We did not see any changes in fMRI activation of the hypothalamus with liraglutide, in contrast to immunohistochemistry findings in rodents and primates [10, 12]. This may be due to differences in terms of control of eating between rodents and humans; in the latter the homeostatic control of eating is often overridden by more complex cortical systems regulating the rewarding value of food . This may also be a limitation of fMRI in general, as the hypothalamus is difficult to detect with typical fMRI measures due in part to its small size and in part to its proximity to the sinuses, which create artefacts .

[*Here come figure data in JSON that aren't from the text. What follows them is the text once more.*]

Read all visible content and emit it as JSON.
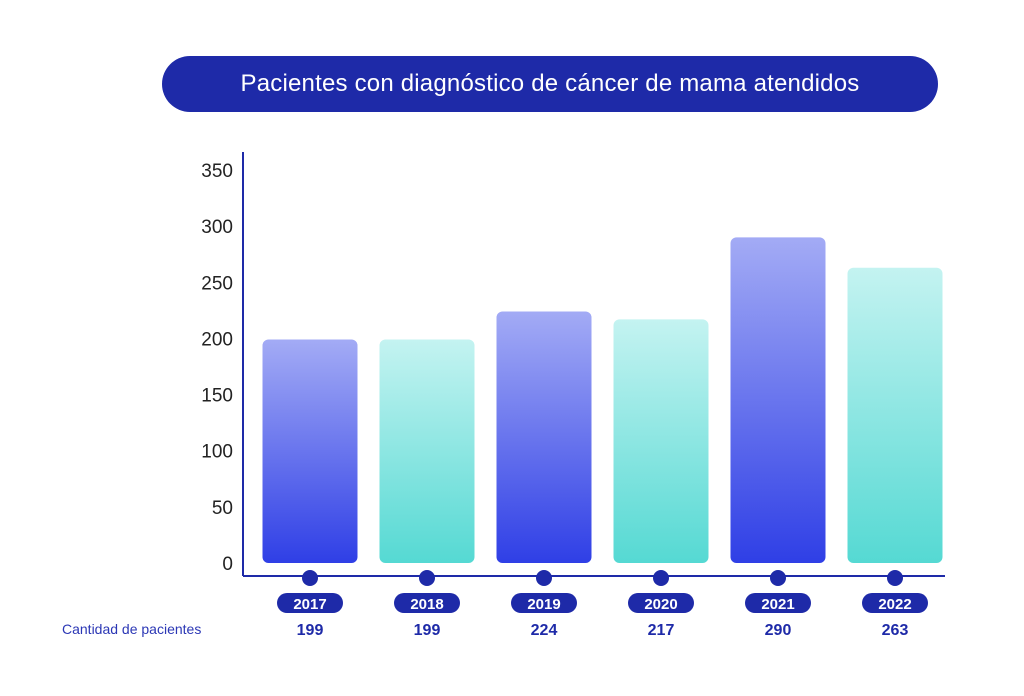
{
  "title": "Pacientes con diagnóstico de cáncer de mama atendidos",
  "row_label": "Cantidad de pacientes",
  "colors": {
    "title_bg": "#1e2aa8",
    "axis": "#1e2aa8",
    "pill": "#1e2aa8",
    "value_text": "#1e2aa8",
    "blue_top": "#a3abf5",
    "blue_bottom": "#2f3fe6",
    "teal_top": "#c4f3f1",
    "teal_bottom": "#55d9d3"
  },
  "chart_data": {
    "type": "bar",
    "title": "Pacientes con diagnóstico de cáncer de mama atendidos",
    "categories": [
      "2017",
      "2018",
      "2019",
      "2020",
      "2021",
      "2022"
    ],
    "values": [
      199,
      199,
      224,
      217,
      290,
      263
    ],
    "value_labels": [
      "199",
      "199",
      "224",
      "217",
      "290",
      "263"
    ],
    "bar_styles": [
      "blue",
      "teal",
      "blue",
      "teal",
      "blue",
      "teal"
    ],
    "ylim": [
      0,
      350
    ],
    "yticks": [
      0,
      50,
      100,
      150,
      200,
      250,
      300,
      350
    ],
    "grid": false,
    "legend": "none"
  }
}
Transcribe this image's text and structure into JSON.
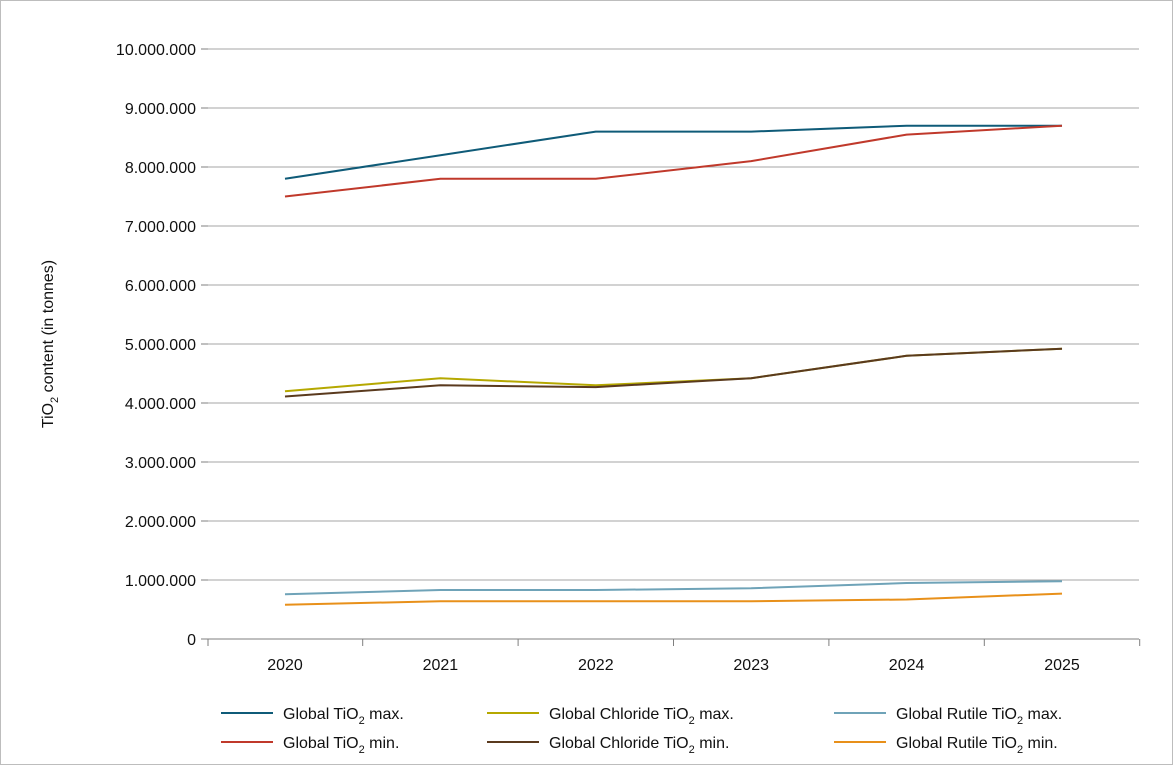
{
  "chart_data": {
    "type": "line",
    "ylabel": {
      "base": "TiO",
      "sub": "2",
      "rest": " content (in tonnes)"
    },
    "x": [
      "2020",
      "2021",
      "2022",
      "2023",
      "2024",
      "2025"
    ],
    "ylim": [
      0,
      10000000
    ],
    "yticks": [
      {
        "value": 0,
        "label": "0"
      },
      {
        "value": 1000000,
        "label": "1.000.000"
      },
      {
        "value": 2000000,
        "label": "2.000.000"
      },
      {
        "value": 3000000,
        "label": "3.000.000"
      },
      {
        "value": 4000000,
        "label": "4.000.000"
      },
      {
        "value": 5000000,
        "label": "5.000.000"
      },
      {
        "value": 6000000,
        "label": "6.000.000"
      },
      {
        "value": 7000000,
        "label": "7.000.000"
      },
      {
        "value": 8000000,
        "label": "8.000.000"
      },
      {
        "value": 9000000,
        "label": "9.000.000"
      },
      {
        "value": 10000000,
        "label": "10.000.000"
      }
    ],
    "grid": true,
    "legend_position": "bottom",
    "series": [
      {
        "id": "global-max",
        "name_pre": "Global TiO",
        "name_post": " max.",
        "color": "#0f5b78",
        "values": [
          7800000,
          8200000,
          8600000,
          8600000,
          8700000,
          8700000
        ]
      },
      {
        "id": "global-min",
        "name_pre": "Global TiO",
        "name_post": " min.",
        "color": "#c0392b",
        "values": [
          7500000,
          7800000,
          7800000,
          8100000,
          8550000,
          8700000
        ]
      },
      {
        "id": "chloride-max",
        "name_pre": "Global Chloride TiO",
        "name_post": " max.",
        "color": "#b5a800",
        "values": [
          4200000,
          4420000,
          4300000,
          4420000,
          4800000,
          4920000
        ]
      },
      {
        "id": "chloride-min",
        "name_pre": "Global Chloride TiO",
        "name_post": " min.",
        "color": "#5a3a1e",
        "values": [
          4110000,
          4300000,
          4270000,
          4420000,
          4800000,
          4920000
        ]
      },
      {
        "id": "rutile-max",
        "name_pre": "Global Rutile TiO",
        "name_post": " max.",
        "color": "#6fa3b8",
        "values": [
          760000,
          830000,
          830000,
          860000,
          950000,
          980000
        ]
      },
      {
        "id": "rutile-min",
        "name_pre": "Global Rutile TiO",
        "name_post": " min.",
        "color": "#e8901a",
        "values": [
          580000,
          640000,
          640000,
          640000,
          670000,
          770000
        ]
      }
    ],
    "legend_order": [
      "global-max",
      "chloride-max",
      "rutile-max",
      "global-min",
      "chloride-min",
      "rutile-min"
    ],
    "subscript": "2"
  }
}
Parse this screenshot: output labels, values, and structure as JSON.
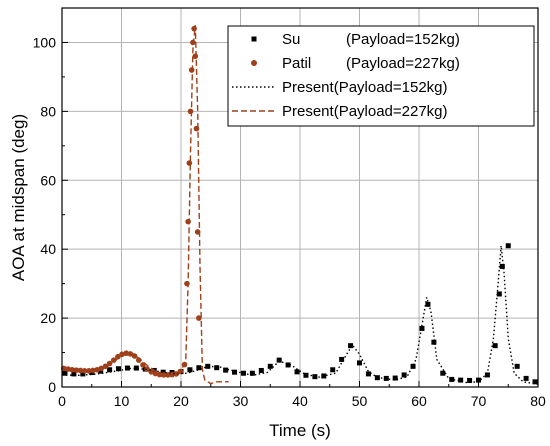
{
  "chart_data": {
    "type": "line",
    "xlabel": "Time (s)",
    "ylabel": "AOA at midspan (deg)",
    "xlim": [
      0,
      80
    ],
    "ylim": [
      0,
      110
    ],
    "xticks": [
      0,
      10,
      20,
      30,
      40,
      50,
      60,
      70,
      80
    ],
    "yticks": [
      0,
      20,
      40,
      60,
      80,
      100
    ],
    "grid": true,
    "legend_position": "top-right",
    "legend": [
      {
        "label": "Su",
        "note": "(Payload=152kg)"
      },
      {
        "label": "Patil",
        "note": "(Payload=227kg)"
      },
      {
        "label": "Present(Payload=152kg)",
        "note": ""
      },
      {
        "label": "Present(Payload=227kg)",
        "note": ""
      }
    ],
    "series": [
      {
        "name": "Su",
        "style": "square-markers",
        "color": "#000000",
        "x": [
          0.5,
          2,
          3.5,
          5,
          6.5,
          8,
          9.5,
          11,
          12.5,
          14,
          15.5,
          17,
          18.5,
          20,
          21.5,
          23,
          24.5,
          26,
          27.5,
          29,
          30.5,
          32,
          33.5,
          35,
          36.5,
          38,
          39.5,
          41,
          42.5,
          44,
          45.5,
          47,
          48.5,
          50,
          51.5,
          53,
          54.5,
          56,
          57.5,
          59,
          60.5,
          61.5,
          62.5,
          64,
          65.5,
          67,
          68.5,
          70,
          71.5,
          72.8,
          73.5,
          74,
          75,
          76.5,
          78,
          79.5
        ],
        "y": [
          4,
          3.8,
          3.8,
          4.2,
          4.6,
          5,
          5.3,
          5.5,
          5.5,
          5.2,
          4.8,
          4.3,
          4.2,
          4.5,
          5,
          5.6,
          6,
          5.6,
          4.9,
          4.3,
          4,
          4,
          4.8,
          6,
          7.8,
          6.4,
          4.4,
          3.4,
          3,
          3.2,
          5,
          8,
          12,
          7,
          3.8,
          2.7,
          2.5,
          2.6,
          3.5,
          6,
          17,
          24,
          13,
          4,
          2.2,
          2,
          1.9,
          2,
          3.5,
          12,
          27,
          35,
          41,
          6,
          2.5,
          1.5
        ]
      },
      {
        "name": "Patil",
        "style": "circle-markers",
        "color": "#a0401a",
        "x": [
          0.3,
          1,
          1.7,
          2.4,
          3.1,
          3.8,
          4.5,
          5.2,
          5.9,
          6.6,
          7.3,
          8,
          8.7,
          9.4,
          10.1,
          10.8,
          11.5,
          12.2,
          12.9,
          13.6,
          14.3,
          15,
          15.7,
          16.4,
          17.1,
          17.8,
          18.5,
          19.2,
          19.9,
          20.6,
          21.0,
          21.2,
          21.4,
          21.6,
          21.8,
          22.0,
          22.2,
          22.4,
          22.6,
          22.8,
          23.0
        ],
        "y": [
          5.4,
          5.2,
          5.0,
          4.9,
          4.8,
          4.7,
          4.7,
          4.8,
          5.0,
          5.4,
          6.0,
          6.8,
          7.8,
          8.8,
          9.5,
          9.8,
          9.6,
          9.0,
          7.8,
          6.4,
          5.2,
          4.4,
          3.9,
          3.6,
          3.5,
          3.5,
          3.6,
          3.8,
          4.5,
          6.5,
          30,
          48,
          65,
          80,
          92,
          100,
          104,
          96,
          75,
          45,
          20
        ]
      },
      {
        "name": "Present(Payload=152kg)",
        "style": "dotted-line",
        "color": "#000000",
        "x": [
          0,
          3,
          6,
          9,
          11.5,
          14,
          17,
          19,
          21,
          23,
          24.5,
          26.5,
          29,
          32,
          34.5,
          36.5,
          38.5,
          40.5,
          43,
          46,
          47.5,
          48.8,
          50,
          51.5,
          53,
          56,
          58,
          59.5,
          60.5,
          61.3,
          62,
          63,
          65,
          68,
          70,
          71.5,
          72.5,
          73.3,
          73.8,
          74.3,
          75,
          76,
          77.5,
          80
        ],
        "y": [
          3.5,
          3.4,
          3.8,
          4.6,
          5.4,
          5.2,
          4.3,
          3.8,
          4,
          5,
          6,
          5.8,
          4.6,
          3.4,
          4.2,
          7.5,
          6.4,
          4,
          2.8,
          4,
          8.5,
          12.2,
          9.5,
          4.5,
          2.8,
          2,
          3,
          8,
          18,
          26,
          22,
          8,
          2.4,
          1.3,
          1.5,
          4,
          14,
          30,
          41,
          33,
          14,
          4,
          1.5,
          0.8
        ]
      },
      {
        "name": "Present(Payload=227kg)",
        "style": "dashed-line",
        "color": "#a0401a",
        "x": [
          0,
          2,
          4,
          6,
          8,
          9.5,
          11,
          12,
          13,
          14.5,
          16,
          17.5,
          19,
          20,
          20.8,
          21.2,
          21.6,
          22,
          22.4,
          22.8,
          23.2,
          23.6,
          24,
          25,
          26,
          28
        ],
        "y": [
          5.3,
          4.9,
          4.7,
          4.8,
          6.3,
          8.4,
          9.8,
          9.6,
          8.2,
          6.0,
          4.3,
          3.7,
          3.8,
          4.6,
          8,
          30,
          68,
          98,
          105,
          80,
          35,
          5,
          2,
          1,
          1.5,
          1.5
        ]
      }
    ]
  }
}
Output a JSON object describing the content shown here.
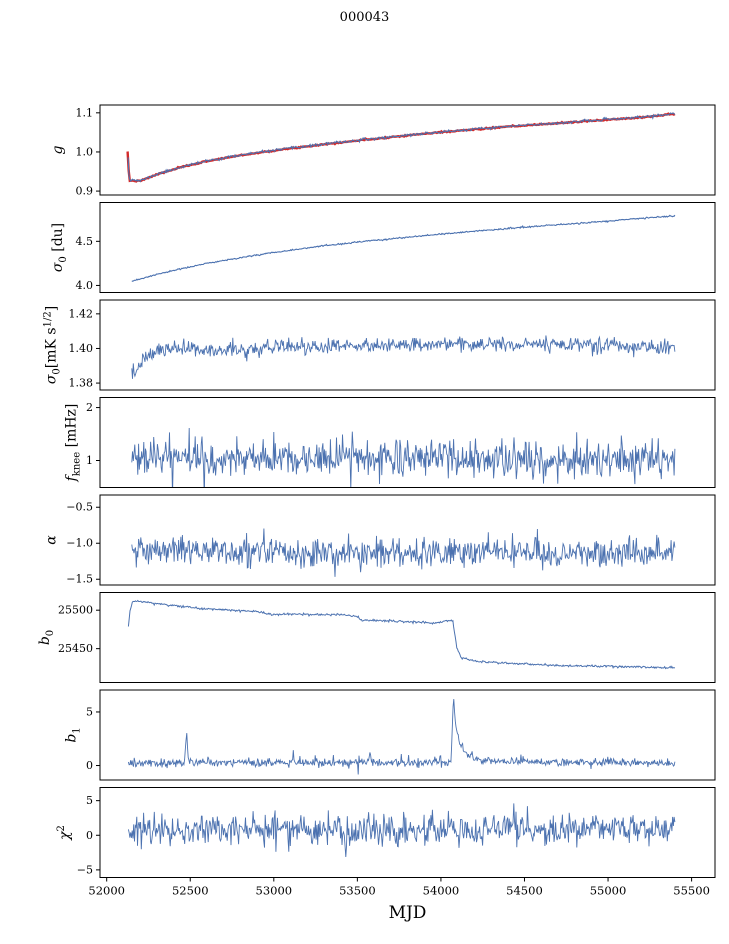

The fMRI outcomes of our study need to be studied in different time frames after administration to explore possible sequential effects (e.g. changes at first dose and after longer-term use). Additionally, comparative studies to explore potential differences between types of GLP-1 analogues would be useful. Also, different doses (e.g. 3.0 mg vs 1.8 mg liraglutide) need to be examined further. It is possible that more pronounced changes could have been observed with the newly recommended higher dose of liraglutide (3.0 mg), which has been shown to cause weight loss more dramatically . In fact, despite no difference in gastric emptying or nausea, the 3.0 mg dose of liraglutide caused greater weight loss than the 1.8 mg dose, suggesting greater central/brain changes . Thus, future studies need to examine how this higher dose alters brain activations.
We did not see any significant changes with respect to neurocognition; the variable closest to significance was the stop signal reaction time (i.e. the most appropriate test as per our a priori hypotheses), which can be used for future power calculations with higher doses and/or longer duration. The stop signal reaction time is a measure of inhibitory control, where a lower time indicates greater inhibitory control, which has been shown to be impaired with obesity . This may indicate that with higher doses and/or more participants, liraglutide may increase inhibitory control, but this will need to be confirmed.